The tension distribution changed with pushing and pulling hydrodynamic interactions. The incremental tension during the short-range interaction was evaluated as a function of the azimuth angle $\theta$ relative to the orientation vector, as defined by $\Delta T(\theta )$ in the following:

(4.2) \begin{align} \Delta T(\theta ) = \big\langle T(\theta ) - T^{sol}(\theta )\big\rangle _{N,t}. \end{align}

Here $T(\theta )$ is the circumferentially averaged isotropic tension at $\theta$ in the suspension and $T^{sol}(\theta )$ is that of solitary swimming. The result is shown in figure 14. In all cases, incremental tension $\Delta T(\theta )$ decreases according to $Ca$ (cf. figures 14 a and 14 b). Pushers showed a relatively flat distribution of $\Delta T(\theta )$ , except at the $\theta = \pi$ pole, whereas pullers tended to have a decreasing $\Delta T(\theta )$ in the $\theta \leqslant \pi /2$ region.

Figure 14.

Incremental tension $\Delta T$ as a function of the polar angle on a swimmer surface $\theta$ ( $\phi = 0.1$ ). (a,b) Distributions of local incremental tension $\Delta T$ from the solitary swimming. (c,d) Distributions of the ratio $\Delta T/T_{sol}$ .

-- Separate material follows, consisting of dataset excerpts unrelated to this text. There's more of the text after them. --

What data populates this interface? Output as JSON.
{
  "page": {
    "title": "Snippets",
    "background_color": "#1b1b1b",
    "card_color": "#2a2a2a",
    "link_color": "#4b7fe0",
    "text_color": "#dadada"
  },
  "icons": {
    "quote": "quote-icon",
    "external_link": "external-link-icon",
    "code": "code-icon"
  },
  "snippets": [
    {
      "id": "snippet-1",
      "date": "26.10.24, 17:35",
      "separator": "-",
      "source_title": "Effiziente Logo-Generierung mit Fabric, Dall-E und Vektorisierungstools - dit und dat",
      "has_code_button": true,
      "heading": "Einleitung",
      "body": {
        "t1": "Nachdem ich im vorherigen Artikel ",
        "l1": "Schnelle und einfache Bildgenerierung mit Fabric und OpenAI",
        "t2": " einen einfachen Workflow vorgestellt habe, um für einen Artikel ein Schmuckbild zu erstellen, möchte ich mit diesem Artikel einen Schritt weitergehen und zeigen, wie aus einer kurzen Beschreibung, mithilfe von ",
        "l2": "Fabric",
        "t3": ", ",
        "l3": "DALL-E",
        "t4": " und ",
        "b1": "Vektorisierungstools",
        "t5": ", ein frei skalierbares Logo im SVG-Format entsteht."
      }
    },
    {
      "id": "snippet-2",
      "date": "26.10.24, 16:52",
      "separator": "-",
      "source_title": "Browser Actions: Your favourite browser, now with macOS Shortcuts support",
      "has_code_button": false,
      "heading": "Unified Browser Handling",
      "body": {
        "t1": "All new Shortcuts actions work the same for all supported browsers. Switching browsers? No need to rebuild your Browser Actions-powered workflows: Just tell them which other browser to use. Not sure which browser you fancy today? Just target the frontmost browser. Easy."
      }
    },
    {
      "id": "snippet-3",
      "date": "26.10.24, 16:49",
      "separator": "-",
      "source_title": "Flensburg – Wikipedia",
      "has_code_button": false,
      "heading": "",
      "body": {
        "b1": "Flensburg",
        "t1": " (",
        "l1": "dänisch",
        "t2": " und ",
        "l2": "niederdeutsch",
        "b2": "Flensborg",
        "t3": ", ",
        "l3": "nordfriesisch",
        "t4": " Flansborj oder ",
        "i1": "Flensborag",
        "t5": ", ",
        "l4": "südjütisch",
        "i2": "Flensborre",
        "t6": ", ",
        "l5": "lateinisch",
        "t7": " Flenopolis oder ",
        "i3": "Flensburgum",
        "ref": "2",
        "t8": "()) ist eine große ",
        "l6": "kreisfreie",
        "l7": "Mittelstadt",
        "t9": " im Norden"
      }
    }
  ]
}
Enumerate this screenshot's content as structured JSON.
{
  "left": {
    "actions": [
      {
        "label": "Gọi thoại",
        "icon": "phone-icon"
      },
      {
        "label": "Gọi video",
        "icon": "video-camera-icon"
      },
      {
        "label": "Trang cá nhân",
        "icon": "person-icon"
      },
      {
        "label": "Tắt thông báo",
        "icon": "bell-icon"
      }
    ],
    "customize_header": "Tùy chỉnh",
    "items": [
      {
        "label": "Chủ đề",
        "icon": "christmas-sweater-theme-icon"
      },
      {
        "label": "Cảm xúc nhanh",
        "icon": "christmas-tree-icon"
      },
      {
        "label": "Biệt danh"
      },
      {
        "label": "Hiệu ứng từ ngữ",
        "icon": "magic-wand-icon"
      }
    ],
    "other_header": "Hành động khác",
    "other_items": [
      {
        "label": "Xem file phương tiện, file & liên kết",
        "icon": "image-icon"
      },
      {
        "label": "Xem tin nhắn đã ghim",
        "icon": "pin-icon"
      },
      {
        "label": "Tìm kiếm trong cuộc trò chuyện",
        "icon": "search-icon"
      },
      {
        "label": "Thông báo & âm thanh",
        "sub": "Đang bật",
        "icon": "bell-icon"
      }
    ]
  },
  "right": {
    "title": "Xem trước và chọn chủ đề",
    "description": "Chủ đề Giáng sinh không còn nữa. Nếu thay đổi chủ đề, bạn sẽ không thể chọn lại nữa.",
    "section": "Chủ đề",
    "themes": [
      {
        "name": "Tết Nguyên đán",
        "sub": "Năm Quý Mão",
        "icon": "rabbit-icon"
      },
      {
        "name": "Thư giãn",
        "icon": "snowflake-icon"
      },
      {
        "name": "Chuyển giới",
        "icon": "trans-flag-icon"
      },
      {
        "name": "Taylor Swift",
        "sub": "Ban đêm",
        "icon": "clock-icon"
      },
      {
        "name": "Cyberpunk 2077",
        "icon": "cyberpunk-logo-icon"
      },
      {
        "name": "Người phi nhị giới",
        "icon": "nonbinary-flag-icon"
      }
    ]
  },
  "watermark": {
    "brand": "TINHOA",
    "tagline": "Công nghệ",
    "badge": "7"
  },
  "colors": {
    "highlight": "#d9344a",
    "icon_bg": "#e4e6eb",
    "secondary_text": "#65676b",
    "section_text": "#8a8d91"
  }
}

Upon further examination of directional distributions that caused the largest tension fluctuations, the incremental tension was normalised according to the value used for solitary swimming. The results are shown in figures 14(c) and 14(d). Among pushers, the ratio of increase was high for $3\pi /4\lt \theta \lt \pi$ ; among pullers, the ratio of increase was high around $\theta = \pi /2$ . These tendencies were more pronounced at low capillary numbers. These results indicate that for pushers (pullers), the greatest change in tension occurs in the posterior (side) during the interaction.

Figure 15.

Orientational correlation of the neutral swimmers with $\phi = 0.1$ . Each line indicates three different initial conditions with (a,c,e) showing initially random configurations and (b,d,f) initially polar order configurations.